Members of the local board interviewed the three candidates who submitted letters of interest at the meeting and then appointed Douglas DeWitt and Alicia Kurth, board vice chair Kelly Laliberte said. Joanne Casey was the third applicant.
Laliberte said it was a “hard decision,” and said the board wanted to select candidates that would have the fewest conflicts of interest while serving. Such conflicts would include having a spouse or relative on the district payroll, or being a member of the teachers union, Laliberte said.
DeWitt already has some experience on the board. He was appointed to fill a vacancy on the board in 2012, but declined to run for election to the remainder of that term this past March after learning his wife had cancer.
“After she was diagnosed I backed down from running,” DeWitt said in an interview Tuesday. “Now she’s doing much better and I’m looking forward to serving with Alicia.”
DeWitt has two children, one attends Bristol Elementary and the other Mount Abraham. Kurth has two children at Mount Abraham.
The two vacancies were created when Dick Merrill and Gary Farnsworth, both Bristol residents, resigned from the 13-member board this fall before the completion of their terms. The Bristol Elementary board was charged with filling the vacancies.
DeWitt and Kurth will serve until Town Meeting Day next year, at which point they will have to be elected to serve the balance of their terms. Farnsworth’s term expires in 2014, so the member that fills his seat will run for his or her own three-year term. Merrill’s term runs through 2016, so the person that replaces him will run for the remaining two years of that term.

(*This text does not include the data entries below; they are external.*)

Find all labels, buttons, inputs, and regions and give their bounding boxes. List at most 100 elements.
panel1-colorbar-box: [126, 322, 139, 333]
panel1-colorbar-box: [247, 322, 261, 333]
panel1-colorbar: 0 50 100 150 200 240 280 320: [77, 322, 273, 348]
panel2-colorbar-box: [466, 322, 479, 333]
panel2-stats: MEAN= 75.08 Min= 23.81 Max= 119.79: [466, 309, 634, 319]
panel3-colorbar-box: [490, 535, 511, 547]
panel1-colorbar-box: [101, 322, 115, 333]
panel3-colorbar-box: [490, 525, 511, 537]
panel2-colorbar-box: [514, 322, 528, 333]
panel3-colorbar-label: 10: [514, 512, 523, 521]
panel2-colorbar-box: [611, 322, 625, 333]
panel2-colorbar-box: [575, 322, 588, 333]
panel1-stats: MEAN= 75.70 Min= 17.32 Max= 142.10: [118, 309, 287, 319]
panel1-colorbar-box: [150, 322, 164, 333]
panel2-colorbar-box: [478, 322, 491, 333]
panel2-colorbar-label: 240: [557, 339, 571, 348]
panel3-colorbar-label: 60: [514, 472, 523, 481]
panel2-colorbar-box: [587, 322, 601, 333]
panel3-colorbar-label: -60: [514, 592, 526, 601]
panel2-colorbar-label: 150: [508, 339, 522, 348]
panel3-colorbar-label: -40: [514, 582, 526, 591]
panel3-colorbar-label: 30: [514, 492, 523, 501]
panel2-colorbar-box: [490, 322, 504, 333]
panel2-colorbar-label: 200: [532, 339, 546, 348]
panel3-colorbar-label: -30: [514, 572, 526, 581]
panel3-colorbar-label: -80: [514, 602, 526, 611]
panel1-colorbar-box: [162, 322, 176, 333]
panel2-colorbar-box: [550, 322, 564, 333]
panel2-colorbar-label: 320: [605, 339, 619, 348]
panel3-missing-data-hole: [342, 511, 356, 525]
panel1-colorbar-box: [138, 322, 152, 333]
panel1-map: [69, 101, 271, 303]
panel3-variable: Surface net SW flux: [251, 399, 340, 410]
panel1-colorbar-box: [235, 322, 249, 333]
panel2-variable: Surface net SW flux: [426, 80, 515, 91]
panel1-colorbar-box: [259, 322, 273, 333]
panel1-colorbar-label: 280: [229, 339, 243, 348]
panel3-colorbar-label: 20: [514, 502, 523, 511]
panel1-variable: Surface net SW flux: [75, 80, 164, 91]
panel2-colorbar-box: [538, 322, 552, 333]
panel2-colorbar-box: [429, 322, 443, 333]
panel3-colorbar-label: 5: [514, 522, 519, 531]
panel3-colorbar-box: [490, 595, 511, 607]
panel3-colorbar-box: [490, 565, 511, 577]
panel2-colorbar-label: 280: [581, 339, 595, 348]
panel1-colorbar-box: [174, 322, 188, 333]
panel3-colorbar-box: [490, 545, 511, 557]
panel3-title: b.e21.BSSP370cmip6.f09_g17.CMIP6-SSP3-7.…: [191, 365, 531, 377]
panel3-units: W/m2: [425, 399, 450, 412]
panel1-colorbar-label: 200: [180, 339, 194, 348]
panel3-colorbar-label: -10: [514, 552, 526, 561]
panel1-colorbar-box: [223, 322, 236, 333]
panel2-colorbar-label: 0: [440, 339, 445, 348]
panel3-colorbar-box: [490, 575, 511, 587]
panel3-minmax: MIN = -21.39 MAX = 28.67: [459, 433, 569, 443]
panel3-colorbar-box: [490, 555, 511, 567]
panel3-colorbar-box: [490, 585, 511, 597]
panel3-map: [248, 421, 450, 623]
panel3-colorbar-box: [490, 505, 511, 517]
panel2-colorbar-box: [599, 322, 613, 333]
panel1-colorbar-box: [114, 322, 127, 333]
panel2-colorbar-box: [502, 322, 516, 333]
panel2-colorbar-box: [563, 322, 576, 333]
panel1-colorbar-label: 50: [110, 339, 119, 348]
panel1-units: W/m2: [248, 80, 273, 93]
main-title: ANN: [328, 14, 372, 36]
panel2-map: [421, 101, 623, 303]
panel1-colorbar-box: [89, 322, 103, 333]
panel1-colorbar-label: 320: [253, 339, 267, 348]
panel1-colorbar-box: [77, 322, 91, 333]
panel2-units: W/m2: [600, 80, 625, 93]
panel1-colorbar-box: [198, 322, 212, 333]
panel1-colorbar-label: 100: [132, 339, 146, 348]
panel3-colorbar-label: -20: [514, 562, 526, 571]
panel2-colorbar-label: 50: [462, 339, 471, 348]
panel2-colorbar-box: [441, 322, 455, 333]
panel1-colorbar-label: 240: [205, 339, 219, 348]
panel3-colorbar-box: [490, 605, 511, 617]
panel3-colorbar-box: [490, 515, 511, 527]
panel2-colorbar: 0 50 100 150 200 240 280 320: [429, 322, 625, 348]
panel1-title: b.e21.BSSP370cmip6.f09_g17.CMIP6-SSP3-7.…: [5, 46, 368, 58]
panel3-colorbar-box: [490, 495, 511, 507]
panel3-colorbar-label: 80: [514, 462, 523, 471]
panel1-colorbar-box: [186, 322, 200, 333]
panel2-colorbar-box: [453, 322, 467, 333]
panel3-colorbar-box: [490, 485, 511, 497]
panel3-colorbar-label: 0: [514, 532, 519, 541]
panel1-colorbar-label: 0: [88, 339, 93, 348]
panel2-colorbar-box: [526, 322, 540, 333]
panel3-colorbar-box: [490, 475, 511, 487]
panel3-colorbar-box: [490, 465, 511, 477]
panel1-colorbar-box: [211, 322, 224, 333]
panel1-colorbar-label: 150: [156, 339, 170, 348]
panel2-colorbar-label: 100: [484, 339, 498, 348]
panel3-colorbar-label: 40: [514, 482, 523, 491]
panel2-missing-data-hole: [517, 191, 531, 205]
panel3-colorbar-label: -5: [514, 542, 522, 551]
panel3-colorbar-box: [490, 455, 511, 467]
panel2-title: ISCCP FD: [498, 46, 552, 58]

Laliberte said she did not know which seats DeWitt and Kurth will occupy. If they are interested in serving out their yet-to-be-determined terms, the pair will have to secure a petition containing the signatures of 1 percent of the registered voters in Bristol. Since there are about 2,700 registered voters, petitions would require 27 signatures. They must be filed by Jan. 27 in order to appear on the Town Meeting Day ballot, Town Clerk Therese Kirby said.